ALSFELD. Die neuen Eigentümer hatten zum Pressegespräch geladen. Die Botschaft, die von dem Treffen im Verköstigungsraum der Alsfelder Brauerei ausgehen sollte, war eindeutig: „Wir sind da! Wir machen weiter! Das Alsfelder Bier lebt!“ In Zukunft soll das Gebräu wieder verstärkt in der eigenen Region vermarktet werden. Nischenbiere kommen auf den Prüfstand, die Bio-Schiene wird erstmal weiter geführt. 

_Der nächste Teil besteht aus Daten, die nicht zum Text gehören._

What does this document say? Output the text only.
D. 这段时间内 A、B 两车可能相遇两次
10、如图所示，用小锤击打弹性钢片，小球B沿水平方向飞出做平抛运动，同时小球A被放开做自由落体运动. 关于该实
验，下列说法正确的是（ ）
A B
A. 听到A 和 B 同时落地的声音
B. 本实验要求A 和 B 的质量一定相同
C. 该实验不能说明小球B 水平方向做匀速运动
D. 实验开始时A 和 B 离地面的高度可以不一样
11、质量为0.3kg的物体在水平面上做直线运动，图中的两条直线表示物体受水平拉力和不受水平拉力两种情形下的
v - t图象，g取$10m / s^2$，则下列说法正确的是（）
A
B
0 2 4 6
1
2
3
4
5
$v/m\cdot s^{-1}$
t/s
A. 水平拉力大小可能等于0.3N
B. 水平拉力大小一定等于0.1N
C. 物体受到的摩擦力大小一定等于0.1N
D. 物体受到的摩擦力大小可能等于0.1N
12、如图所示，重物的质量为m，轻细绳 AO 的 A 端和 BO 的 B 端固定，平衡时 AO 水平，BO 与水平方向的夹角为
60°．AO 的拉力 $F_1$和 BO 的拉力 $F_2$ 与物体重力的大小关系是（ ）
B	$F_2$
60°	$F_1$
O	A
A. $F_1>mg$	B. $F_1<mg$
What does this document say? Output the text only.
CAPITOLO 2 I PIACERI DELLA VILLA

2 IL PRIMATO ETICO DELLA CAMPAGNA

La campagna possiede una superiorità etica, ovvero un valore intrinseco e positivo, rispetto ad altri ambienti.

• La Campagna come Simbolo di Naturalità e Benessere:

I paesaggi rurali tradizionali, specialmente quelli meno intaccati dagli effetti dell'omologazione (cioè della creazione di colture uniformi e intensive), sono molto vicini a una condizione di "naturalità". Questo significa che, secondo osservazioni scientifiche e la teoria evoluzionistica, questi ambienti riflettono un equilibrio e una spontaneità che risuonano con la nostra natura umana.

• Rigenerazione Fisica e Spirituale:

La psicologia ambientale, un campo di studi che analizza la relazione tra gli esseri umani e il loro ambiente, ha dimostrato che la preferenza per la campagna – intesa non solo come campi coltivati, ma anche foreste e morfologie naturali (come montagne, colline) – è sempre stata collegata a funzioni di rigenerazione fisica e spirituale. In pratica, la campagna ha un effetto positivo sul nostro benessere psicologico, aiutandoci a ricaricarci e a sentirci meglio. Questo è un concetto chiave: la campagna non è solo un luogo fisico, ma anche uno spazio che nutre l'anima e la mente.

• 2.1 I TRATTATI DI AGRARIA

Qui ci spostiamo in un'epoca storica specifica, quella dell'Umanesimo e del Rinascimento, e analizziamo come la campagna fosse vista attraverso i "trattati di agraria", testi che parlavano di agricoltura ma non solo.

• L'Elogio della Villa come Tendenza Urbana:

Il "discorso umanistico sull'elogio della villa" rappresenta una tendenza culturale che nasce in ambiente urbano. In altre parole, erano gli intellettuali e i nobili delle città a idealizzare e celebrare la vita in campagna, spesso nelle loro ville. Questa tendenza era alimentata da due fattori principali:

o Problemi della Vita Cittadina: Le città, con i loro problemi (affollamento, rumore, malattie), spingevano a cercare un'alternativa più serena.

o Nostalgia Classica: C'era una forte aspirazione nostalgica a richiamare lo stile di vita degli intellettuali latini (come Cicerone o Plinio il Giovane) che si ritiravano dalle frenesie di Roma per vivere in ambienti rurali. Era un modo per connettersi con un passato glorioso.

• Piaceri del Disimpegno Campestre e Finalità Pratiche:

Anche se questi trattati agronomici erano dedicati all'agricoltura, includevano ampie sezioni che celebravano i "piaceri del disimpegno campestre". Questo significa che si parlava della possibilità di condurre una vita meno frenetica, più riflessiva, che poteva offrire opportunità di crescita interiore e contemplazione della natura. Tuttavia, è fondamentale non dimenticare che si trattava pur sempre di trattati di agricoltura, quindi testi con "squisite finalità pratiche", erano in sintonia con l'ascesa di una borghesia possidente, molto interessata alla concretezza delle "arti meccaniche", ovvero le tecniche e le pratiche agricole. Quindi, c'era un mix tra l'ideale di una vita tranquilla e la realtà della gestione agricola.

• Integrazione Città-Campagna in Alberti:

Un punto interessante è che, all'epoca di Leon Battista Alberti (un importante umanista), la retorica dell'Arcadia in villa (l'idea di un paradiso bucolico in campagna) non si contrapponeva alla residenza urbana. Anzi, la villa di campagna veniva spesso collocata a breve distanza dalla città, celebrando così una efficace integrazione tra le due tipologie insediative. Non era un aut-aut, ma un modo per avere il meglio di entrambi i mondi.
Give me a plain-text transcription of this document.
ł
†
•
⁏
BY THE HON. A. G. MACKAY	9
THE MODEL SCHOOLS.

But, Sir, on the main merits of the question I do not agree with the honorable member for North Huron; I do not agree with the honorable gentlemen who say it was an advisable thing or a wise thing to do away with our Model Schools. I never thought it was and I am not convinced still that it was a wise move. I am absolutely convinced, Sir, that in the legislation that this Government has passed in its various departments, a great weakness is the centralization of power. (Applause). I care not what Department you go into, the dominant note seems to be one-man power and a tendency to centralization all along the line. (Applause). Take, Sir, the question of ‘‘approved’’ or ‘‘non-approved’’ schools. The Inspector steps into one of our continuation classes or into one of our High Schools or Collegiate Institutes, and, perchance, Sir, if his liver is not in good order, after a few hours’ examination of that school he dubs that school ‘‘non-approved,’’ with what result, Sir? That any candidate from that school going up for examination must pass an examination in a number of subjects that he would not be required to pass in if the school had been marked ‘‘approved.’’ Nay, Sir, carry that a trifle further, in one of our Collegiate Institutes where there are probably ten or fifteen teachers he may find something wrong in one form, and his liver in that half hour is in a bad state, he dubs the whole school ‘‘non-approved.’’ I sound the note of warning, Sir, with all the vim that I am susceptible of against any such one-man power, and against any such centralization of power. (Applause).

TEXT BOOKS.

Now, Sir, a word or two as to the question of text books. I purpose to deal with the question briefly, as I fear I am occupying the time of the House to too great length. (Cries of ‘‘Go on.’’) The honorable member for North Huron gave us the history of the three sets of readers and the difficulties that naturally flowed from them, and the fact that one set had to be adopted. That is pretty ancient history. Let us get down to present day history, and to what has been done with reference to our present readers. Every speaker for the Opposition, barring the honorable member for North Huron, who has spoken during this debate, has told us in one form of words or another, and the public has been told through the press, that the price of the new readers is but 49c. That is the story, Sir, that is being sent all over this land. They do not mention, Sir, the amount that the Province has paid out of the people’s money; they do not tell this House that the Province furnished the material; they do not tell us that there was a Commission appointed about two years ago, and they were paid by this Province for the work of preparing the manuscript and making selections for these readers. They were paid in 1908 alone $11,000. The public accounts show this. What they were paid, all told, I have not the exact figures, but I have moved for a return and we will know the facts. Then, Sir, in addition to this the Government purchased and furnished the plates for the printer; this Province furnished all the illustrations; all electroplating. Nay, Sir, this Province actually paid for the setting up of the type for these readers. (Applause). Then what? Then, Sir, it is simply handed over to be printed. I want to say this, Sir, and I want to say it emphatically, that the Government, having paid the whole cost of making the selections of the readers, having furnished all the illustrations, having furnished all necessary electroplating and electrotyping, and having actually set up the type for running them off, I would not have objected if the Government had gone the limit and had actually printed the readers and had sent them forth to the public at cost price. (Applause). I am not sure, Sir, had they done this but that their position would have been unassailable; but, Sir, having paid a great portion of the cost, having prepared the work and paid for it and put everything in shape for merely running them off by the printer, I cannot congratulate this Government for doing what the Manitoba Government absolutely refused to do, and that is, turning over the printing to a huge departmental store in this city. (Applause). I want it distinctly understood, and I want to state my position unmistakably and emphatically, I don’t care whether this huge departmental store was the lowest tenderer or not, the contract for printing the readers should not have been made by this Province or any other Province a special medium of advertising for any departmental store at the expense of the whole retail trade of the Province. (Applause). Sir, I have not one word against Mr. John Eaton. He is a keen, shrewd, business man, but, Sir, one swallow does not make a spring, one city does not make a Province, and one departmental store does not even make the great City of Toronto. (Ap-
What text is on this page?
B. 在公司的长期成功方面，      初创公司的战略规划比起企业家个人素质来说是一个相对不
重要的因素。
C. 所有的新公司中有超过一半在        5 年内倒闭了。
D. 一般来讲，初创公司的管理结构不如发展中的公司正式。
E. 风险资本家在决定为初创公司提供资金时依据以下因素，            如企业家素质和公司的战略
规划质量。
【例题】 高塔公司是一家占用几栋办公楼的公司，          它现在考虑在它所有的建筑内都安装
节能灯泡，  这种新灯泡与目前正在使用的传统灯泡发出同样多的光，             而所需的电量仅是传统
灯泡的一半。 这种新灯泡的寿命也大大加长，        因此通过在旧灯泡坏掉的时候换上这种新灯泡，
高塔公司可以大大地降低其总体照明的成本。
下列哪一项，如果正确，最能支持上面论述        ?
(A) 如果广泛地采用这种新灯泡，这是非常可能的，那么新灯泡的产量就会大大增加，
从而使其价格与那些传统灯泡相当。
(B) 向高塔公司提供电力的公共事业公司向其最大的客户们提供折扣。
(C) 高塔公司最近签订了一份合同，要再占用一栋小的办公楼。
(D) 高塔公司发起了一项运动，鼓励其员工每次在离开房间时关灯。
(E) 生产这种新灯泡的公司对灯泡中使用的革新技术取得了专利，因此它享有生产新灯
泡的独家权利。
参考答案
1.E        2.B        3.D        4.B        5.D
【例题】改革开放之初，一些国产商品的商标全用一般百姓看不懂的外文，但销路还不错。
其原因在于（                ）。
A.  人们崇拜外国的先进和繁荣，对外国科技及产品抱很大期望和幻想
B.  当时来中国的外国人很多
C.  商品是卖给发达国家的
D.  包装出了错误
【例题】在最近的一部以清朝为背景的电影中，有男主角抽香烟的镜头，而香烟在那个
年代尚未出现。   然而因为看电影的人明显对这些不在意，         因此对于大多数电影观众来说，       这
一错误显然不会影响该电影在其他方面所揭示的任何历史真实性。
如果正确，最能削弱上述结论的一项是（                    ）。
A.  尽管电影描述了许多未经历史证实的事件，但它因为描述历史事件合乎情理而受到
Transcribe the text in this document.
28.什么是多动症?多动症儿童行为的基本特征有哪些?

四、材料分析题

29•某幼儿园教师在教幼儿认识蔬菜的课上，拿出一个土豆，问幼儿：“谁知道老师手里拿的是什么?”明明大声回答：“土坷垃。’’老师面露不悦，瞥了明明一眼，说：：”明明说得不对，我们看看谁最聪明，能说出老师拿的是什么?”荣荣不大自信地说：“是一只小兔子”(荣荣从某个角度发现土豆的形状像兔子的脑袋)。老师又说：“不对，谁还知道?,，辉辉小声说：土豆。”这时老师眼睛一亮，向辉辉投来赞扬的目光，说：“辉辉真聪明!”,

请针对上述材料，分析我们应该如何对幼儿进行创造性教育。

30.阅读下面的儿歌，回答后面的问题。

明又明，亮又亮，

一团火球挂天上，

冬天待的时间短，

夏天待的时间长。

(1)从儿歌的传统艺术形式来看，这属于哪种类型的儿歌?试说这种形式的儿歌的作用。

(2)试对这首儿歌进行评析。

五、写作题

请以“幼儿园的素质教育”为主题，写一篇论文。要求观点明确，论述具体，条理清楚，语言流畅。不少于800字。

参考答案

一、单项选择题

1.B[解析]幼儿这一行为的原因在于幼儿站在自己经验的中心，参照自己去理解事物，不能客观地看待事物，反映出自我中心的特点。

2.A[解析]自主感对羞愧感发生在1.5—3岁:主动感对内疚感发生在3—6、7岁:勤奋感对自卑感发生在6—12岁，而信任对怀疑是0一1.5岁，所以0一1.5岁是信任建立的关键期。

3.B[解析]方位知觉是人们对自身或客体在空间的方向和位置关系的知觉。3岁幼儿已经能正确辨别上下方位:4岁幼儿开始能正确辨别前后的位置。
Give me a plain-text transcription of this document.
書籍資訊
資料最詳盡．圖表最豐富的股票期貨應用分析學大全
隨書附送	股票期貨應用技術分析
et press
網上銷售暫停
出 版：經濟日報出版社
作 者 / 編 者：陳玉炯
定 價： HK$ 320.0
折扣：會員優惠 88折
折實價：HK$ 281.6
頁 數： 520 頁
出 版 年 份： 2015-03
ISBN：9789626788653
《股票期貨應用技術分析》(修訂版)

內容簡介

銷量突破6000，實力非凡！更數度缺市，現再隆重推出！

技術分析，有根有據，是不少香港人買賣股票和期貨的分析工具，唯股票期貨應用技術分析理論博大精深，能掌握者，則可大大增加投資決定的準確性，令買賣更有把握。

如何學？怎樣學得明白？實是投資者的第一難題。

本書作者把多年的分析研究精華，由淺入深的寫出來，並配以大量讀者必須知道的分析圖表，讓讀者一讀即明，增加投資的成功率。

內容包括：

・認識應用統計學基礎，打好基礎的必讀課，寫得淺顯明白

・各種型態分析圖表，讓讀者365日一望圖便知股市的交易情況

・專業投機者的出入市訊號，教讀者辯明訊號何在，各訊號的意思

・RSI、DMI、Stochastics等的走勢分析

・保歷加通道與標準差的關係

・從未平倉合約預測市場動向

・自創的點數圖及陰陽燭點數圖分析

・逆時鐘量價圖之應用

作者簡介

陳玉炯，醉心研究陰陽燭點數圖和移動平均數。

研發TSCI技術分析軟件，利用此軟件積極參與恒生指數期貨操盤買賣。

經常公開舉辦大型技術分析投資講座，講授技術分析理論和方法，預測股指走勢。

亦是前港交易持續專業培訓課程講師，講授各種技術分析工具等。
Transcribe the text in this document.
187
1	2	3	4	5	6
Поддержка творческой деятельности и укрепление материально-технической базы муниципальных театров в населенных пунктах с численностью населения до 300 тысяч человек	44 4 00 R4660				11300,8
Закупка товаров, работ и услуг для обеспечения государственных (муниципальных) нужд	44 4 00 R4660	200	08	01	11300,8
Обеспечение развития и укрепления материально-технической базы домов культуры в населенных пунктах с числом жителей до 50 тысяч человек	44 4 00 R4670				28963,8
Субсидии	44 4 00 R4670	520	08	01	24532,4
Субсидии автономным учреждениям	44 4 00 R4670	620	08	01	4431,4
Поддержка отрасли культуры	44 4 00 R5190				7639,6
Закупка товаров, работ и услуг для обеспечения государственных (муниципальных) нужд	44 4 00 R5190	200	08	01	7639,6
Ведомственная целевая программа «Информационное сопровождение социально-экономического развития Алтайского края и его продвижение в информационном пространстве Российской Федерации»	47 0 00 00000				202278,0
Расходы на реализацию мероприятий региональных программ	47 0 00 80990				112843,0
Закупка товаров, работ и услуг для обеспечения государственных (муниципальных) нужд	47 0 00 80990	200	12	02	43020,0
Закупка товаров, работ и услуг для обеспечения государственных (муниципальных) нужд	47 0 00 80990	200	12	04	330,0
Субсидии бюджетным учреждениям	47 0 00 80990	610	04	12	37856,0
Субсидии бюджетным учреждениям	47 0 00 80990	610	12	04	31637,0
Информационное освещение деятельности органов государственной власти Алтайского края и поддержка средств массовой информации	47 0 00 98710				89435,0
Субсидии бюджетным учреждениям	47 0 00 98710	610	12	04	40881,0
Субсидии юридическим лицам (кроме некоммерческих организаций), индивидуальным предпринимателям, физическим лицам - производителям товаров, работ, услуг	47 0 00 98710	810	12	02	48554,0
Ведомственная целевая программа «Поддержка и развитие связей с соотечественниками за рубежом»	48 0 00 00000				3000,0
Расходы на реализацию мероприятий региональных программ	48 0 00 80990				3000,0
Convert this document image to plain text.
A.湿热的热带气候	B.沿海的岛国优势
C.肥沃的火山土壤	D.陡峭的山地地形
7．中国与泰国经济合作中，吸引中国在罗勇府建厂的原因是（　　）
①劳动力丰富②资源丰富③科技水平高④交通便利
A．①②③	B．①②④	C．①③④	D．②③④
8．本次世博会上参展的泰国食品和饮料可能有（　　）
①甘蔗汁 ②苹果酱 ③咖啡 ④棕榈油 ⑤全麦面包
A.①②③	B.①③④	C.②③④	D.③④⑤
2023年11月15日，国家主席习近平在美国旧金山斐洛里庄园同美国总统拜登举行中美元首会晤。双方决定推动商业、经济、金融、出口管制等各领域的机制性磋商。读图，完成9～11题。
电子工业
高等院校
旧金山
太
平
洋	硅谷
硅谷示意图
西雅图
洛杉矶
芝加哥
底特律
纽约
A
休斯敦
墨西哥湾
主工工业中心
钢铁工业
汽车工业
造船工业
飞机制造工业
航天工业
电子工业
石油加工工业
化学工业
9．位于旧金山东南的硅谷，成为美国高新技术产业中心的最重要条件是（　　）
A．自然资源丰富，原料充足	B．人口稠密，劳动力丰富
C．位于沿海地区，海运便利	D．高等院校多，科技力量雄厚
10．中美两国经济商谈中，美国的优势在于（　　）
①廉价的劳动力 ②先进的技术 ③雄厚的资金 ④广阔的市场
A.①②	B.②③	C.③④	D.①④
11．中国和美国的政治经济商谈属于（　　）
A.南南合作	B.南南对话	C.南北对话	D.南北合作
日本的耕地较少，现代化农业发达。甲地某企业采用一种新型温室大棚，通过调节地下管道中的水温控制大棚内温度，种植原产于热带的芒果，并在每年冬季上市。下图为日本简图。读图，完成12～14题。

Als die Nachricht von der neuerlichen Insolvenz der Alsfelder Landbrauerei die Runde machte, bekamen die Gastwirte der Region Besuch. Viel Besuch. Die Vertreter großer Brauereien gaben sich förmlich die Klinke in die Hand. Im Hotel Schwalbennest sollen binnen einer halben Stunde vier Verkäufer angerufen haben. Doch bei den meisten Gastronomen, die bislang ein Vertrag mit den Alsfeldern hatten, bissen sie sich die Zähne aus.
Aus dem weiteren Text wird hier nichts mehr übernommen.